Port Unions Uncertain on Occupy Planby Kristopher Hanson
Press-Telegram Long Beach, November 28, 2011
Longshoremen at the ports of Long Beach and Los Angeles remain uncommitted on whether to support Occupy movement members in their plan to block terminals and roads at the nation's largest seaport Dec. 12.
While supporting the movement's overall goals, members of the International Longshore and Warehouse Union say no internal vote has been made on the Occupy group's aim to shut down ports from Seattle to San Diego.
Many local longshoremen have privately indicated they don't support a total shutdown, given the lack of steady work and weak volume of shipping in recent months. But a public stance has yet to be made.
ILWU President Robert McEllrath said a vote by ILWU members on whether to honor picket lines - scheduled to begin at 5 a.m. - hasn't been made. It's also unclear which roads or terminals would be targeted.
"The ILWU shares the Occupy Wall Street movement's concerns about corporate abuses and the future of the middle class, but we must be clear that any actions organized by outside groups, including the proposed Dec. 12 shutdown of various terminals on the West Coast, have not been vetted by our union's democratically led process," said McEllrath.
Occupy members in Long Beach, Los Angeles, Oakland and other West Coast port cities said Monday they plan to go ahead with the shutdown, regardless of the union's position.
Protesters hope to build on a successful mass march to the Port of Oakland the afternoon of Nov. 2,
when people, cars and fencing blocked roadways for several hours leading into marine terminals and key roads near the port. An estimated 3,000 participated, trucks weren't allowed in or out, and terminals became clogged with ships and freight at one of the nation's busiest international trade gateways.

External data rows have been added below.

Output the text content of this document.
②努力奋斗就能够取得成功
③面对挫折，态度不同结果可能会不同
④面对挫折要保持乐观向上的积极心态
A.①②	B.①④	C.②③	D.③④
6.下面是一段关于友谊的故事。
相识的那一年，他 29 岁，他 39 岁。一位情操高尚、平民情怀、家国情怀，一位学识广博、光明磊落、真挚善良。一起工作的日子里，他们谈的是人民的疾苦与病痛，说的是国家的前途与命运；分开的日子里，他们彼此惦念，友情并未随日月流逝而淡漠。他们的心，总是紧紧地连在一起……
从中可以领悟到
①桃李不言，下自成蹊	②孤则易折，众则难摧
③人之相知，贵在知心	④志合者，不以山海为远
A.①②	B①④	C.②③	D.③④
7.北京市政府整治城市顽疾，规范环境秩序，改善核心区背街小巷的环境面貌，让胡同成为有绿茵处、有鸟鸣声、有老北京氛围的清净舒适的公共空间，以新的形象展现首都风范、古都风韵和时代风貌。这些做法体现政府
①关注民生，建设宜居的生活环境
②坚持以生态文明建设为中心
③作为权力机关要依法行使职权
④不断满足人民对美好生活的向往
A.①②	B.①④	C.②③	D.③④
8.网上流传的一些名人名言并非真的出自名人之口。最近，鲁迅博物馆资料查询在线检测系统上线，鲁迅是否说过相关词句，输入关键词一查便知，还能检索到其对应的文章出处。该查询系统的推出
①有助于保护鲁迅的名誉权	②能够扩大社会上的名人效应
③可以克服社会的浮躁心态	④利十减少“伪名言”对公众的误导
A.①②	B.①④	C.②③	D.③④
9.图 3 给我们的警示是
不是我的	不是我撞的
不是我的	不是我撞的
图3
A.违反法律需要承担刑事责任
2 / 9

While some ILWU members participated in the Oakland action, union leaders have said their primary dispute is with a grain exporter in Longview, Wash., where longshoremen have been involved in a monthslong struggle to maintain jobs at a new terminal at the port, about 40 miles north of Portland.
Several dockworkers in Longview have been arrested during a series of protests and sit-down strikes dating back to September.
"To be clear, the ILWU, the Coast Longshore Division, and (Longview's) Local 21 are not coordinating independently or in conjunction with any self-proclaimed organization or group to shut down any port or terminal, particularly as it relates to our dispute with EGT (Grain) in Longview," McEllrath said.
But Occupy members said during a press conference and statement on their website (www.occupywallst.org) that they remain committed to "disrupt" operations at ports from Seattle to San Diego in a show of force Dec. 12.
Occupy members hope the port shutdown will temporarily stop trade at some of the globe's most economically important shipping gateways.
The ports of Long Beach and Los Angeles alone handle more than $1billion worth of goods daily, mostly imports from Asia.
If successful, it wouldn't be the first shutdown of West Coast ports in recent years. A 2002 dispute between the ILWU and terminal operators led to a brutal 10-day shutdown of all West Coast ports which cost the national economy some $58 billion and ended only with the intervention of then-President George W. Bush, who invoked the rarely used Taft-Hartley Act to force ports to reopen.
Occupy members are hoping for a similar disruption this time.
"The intention is to effectively disrupt the capital flow and profits of the 1 percent in the billions of dollars," the group's Los Angeles press office said.